David met them at the station; but Reuben persisted in going to an old-fashioned eating-house in the centre of the city, where he had been accustomed to stay on the occasion of his rare visits to Manchester, in spite of his nephew's repeated offers of hospitality.
'Noa, Davy, noa,' he said, 'yo're a gen'leman now, and yo conno' be moidered wi' oos. We'st coom and see yo—thank yo kindly,—bit we'st do for oursels i' th' sleepin' way.'
To which Hannah gave a grim and energetic assent.
When Louie had been told of their expected arrival she opened her black eyes to their very widest extent.
'Well, you'd better keep Aunt Hannah and me out of each other's way,' she remarked. 'I shall let her have it, you'll see. I'm bound to.' A remark that David did his best to forget, seeing that the encounter was now past averting.
When on Sunday afternoon the door of the Grieves's sitting-room opened to admit Hannah and Reuben Grieve, Louie was lying half asleep in an armchair by the fire, Cecile and Sandy were playing with bricks in the middle of the floor, and Dora and Lucy were chatting on the sofa.
Lucy, who had seen Reuben before, but had never set eyes on Hannah, sprang up ill at ease and awkward, but genuinely anxious to behave nicely to her husband's relations.
'Won't you take a chair? I'll go and call David. He's in the next room. This is Miss Lomax. Louie!'
Startled by the somewhat sharp call, Louie sat up and rubbed her eyes.

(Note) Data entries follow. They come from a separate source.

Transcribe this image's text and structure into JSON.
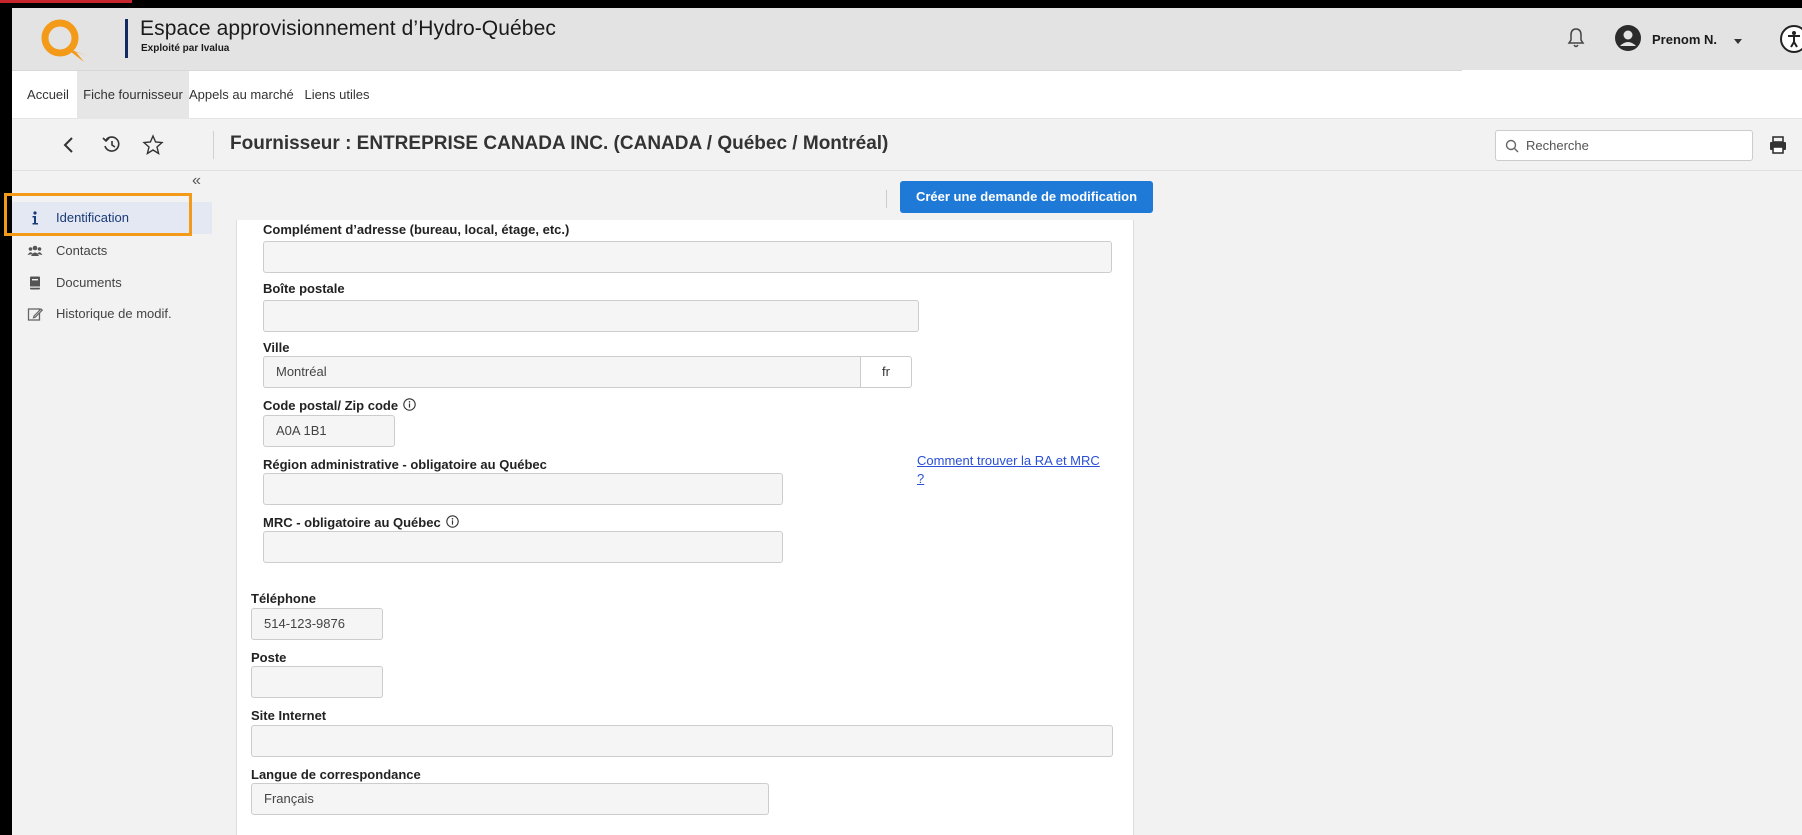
{
  "header": {
    "title": "Espace approvisionnement d’Hydro-Québec",
    "subtitle": "Exploité par Ivalua",
    "user_name": "Prenom N.",
    "icons": [
      "q-logo",
      "bell-icon",
      "user-avatar-icon",
      "chevron-down-icon",
      "accessibility-icon"
    ],
    "colors": {
      "logo_orange": "#f39a19",
      "brand_navy": "#0f2b61"
    }
  },
  "nav": {
    "tabs": [
      {
        "label": "Accueil",
        "active": false
      },
      {
        "label": "Fiche fournisseur",
        "active": true
      },
      {
        "label": "Appels au marché",
        "active": false
      },
      {
        "label": "Liens utiles",
        "active": false
      }
    ]
  },
  "toolbar": {
    "icons": [
      "back-icon",
      "history-icon",
      "star-icon",
      "search-icon",
      "print-icon"
    ],
    "page_title": "Fournisseur : ENTREPRISE CANADA INC. (CANADA / Québec / Montréal)",
    "search_placeholder": "Recherche"
  },
  "sidebar": {
    "collapse_glyph": "«",
    "items": [
      {
        "label": "Identification",
        "icon": "info-icon",
        "active": true
      },
      {
        "label": "Contacts",
        "icon": "users-icon",
        "active": false
      },
      {
        "label": "Documents",
        "icon": "book-icon",
        "active": false
      },
      {
        "label": "Historique de modif.",
        "icon": "edit-icon",
        "active": false
      }
    ],
    "highlight_color": "#f39a19"
  },
  "main": {
    "create_button": "Créer une demande de modification",
    "button_color": "#1e7ad6"
  },
  "form": {
    "complement_label": "Complément d’adresse (bureau, local, étage, etc.)",
    "complement_value": "",
    "boite_label": "Boîte postale",
    "boite_value": "",
    "ville_label": "Ville",
    "ville_value": "Montréal",
    "ville_lang": "fr",
    "code_postal_label": "Code postal/ Zip code",
    "code_postal_value": "A0A 1B1",
    "region_label": "Région administrative - obligatoire au Québec",
    "region_value": "",
    "ra_link": "Comment trouver la RA et MRC ?",
    "mrc_label": "MRC - obligatoire au Québec",
    "mrc_value": "",
    "telephone_label": "Téléphone",
    "telephone_value": "514-123-9876",
    "poste_label": "Poste",
    "poste_value": "",
    "site_label": "Site Internet",
    "site_value": "",
    "langue_label": "Langue de correspondance",
    "langue_value": "Français"
  }
}
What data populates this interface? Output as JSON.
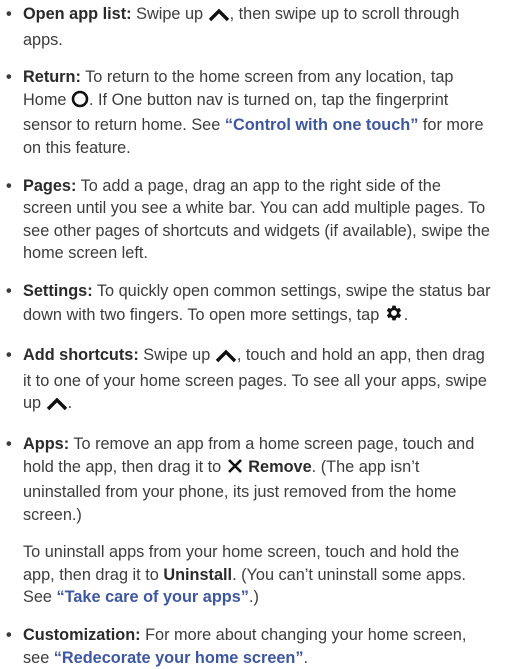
{
  "items": [
    {
      "bullet": "•",
      "term": "Open app list:",
      "t1": " Swipe up ",
      "t2": ", then swipe up to scroll through apps."
    },
    {
      "bullet": "•",
      "term": "Return:",
      "t1": " To return to the home screen from any location, tap Home ",
      "t2": ". If One button nav is turned on, tap the fingerprint sensor to return home. See ",
      "link": "“Control with one touch”",
      "t3": " for more on this feature."
    },
    {
      "bullet": "•",
      "term": "Pages:",
      "t1": " To add a page, drag an app to the right side of the screen until you see a white bar. You can add multiple pages. To see other pages of shortcuts and widgets (if available), swipe the home screen left."
    },
    {
      "bullet": "•",
      "term": "Settings:",
      "t1": " To quickly open common settings, swipe the status bar down with two fingers. To open more settings, tap ",
      "t2": "."
    },
    {
      "bullet": "•",
      "term": "Add shortcuts:",
      "t1": " Swipe up ",
      "t2": ", touch and hold an app, then drag it to one of your home screen pages. To see all your apps, swipe up ",
      "t3": "."
    },
    {
      "bullet": "•",
      "term": "Apps:",
      "t1": " To remove an app from a home screen page, touch and hold the app, then drag it to ",
      "strong": "Remove",
      "t2": ". (The app isn’t uninstalled from your phone, its just removed from the home screen.)"
    },
    {
      "para_t1": "To uninstall apps from your home screen, touch and hold the app, then drag it to ",
      "para_strong": "Uninstall",
      "para_t2": ". (You can’t uninstall some apps. See ",
      "para_link": "“Take care of your apps”",
      "para_t3": ".)"
    },
    {
      "bullet": "•",
      "term": "Customization:",
      "t1": " For more about changing your home screen, see ",
      "link": "“Redecorate your home screen”",
      "t2": "."
    }
  ],
  "icons": {
    "swipe_up": "chevron-up-icon",
    "home": "home-circle-icon",
    "settings": "gear-icon",
    "remove": "close-x-icon"
  },
  "colors": {
    "text": "#3c3c3c",
    "link": "#3d57a1"
  }
}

Hannah, resting on her stick, was standing in the middle of the floor. At sight of the familiar tyrannous face, grown parchment-white in place of its old grey hue—of the tall gaunt figure robed in the Sunday garb of rusty black which Louie perfectly remembered, and surmounted by the old head-gear—the stiff frizzled curls held in place by two small combs on the temples, the black bandeau across the front of the head, and the towering bonnet—Louie suddenly flushed and rose.